Lotions that contain 0.5% each of camphor and menthol (Sarna) are effective for mild pruritic dermatoses. Pramoxine hydrochloride, 1% cream or lotion, with or without 0.5% menthol, is an effective antipruritic agent (eg, Prax, PrameGel, Aveeno Anti-Itch lotion). Hydrocortisone, 1% or 2.5%, may be incorporated for its anti-inflammatory effect (Pramosone cream, lotion, or ointment). Doxepin cream 5% may reduce pruritus due to eczematous dermatoses. Doxepin cream 5% may reduce pruritus due to eczematous dermatoses. Drowsiness may occur. Pramoxine and doxepin are most effective when applied with topical corticosteroids. Monoamine oxidase inhibitors should be discontinued at least 2 weeks before treatment with doxepin.

Systemic antipruritic drugs

Antihistamines

H1-blockers are the agents of choice for pruritus when due to histamine, such as in urticaria.

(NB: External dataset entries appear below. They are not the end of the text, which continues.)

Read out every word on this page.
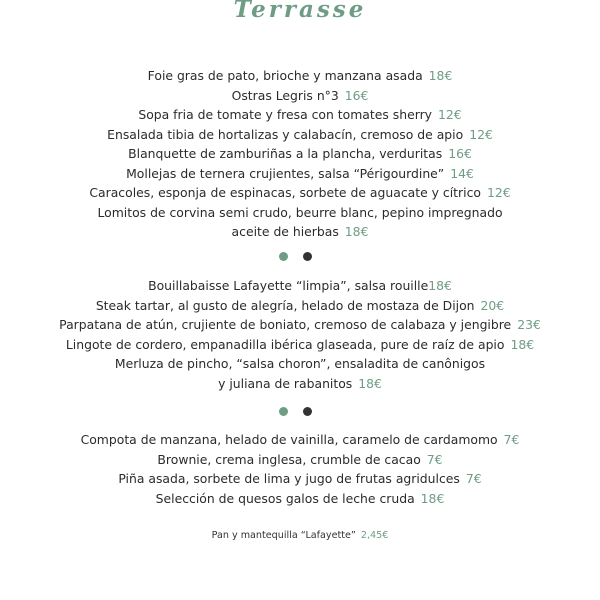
Terrasse
Foie gras de pato, brioche y manzana asada 18€
Ostras Legris n°3 16€
Sopa fria de tomate y fresa con tomates sherry 12€
Ensalada tibia de hortalizas y calabacín, cremoso de apio 12€
Blanquette de zamburiñas a la plancha, verduritas 16€
Mollejas de ternera crujientes, salsa “Périgourdine” 14€
Caracoles, esponja de espinacas, sorbete de aguacate y cítrico 12€
Lomitos de corvina semi crudo, beurre blanc, pepino impregnado
aceite de hierbas 18€
Bouillabaisse Lafayette “limpia”, salsa rouille18€
Steak tartar, al gusto de alegría, helado de mostaza de Dijon 20€
Parpatana de atún, crujiente de boniato, cremoso de calabaza y jengibre 23€
Lingote de cordero, empanadilla ibérica glaseada, pure de raíz de apio 18€
Merluza de pincho, “salsa choron”, ensaladita de canônigos
y juliana de rabanitos 18€
Compota de manzana, helado de vainilla, caramelo de cardamomo 7€
Brownie, crema inglesa, crumble de cacao 7€
Piña asada, sorbete de lima y jugo de frutas agridulces 7€
Selección de quesos galos de leche cruda 18€
Pan y mantequilla “Lafayette” 2,45€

Otherwise, they appear to relieve pruritus only by their sedating and not their antihistamine effects. Except in the case of urticaria, nonsedating antihistamines are of little or no value in inflammatory skin diseases such as atopic dermatitis and are rarely indicated.

Hydroxyzine 25–50 mg nightly is typically used for its sedative effect in pruritic diseases. Sedation can limit daytime use. The least sedating antihistamines are loratadine and famotidine. Cetirizine causes drowsiness in about 15% of patients. Some antidepressants, such as doxepin, mirtazapine, and paroxetine can be effective antipruritics.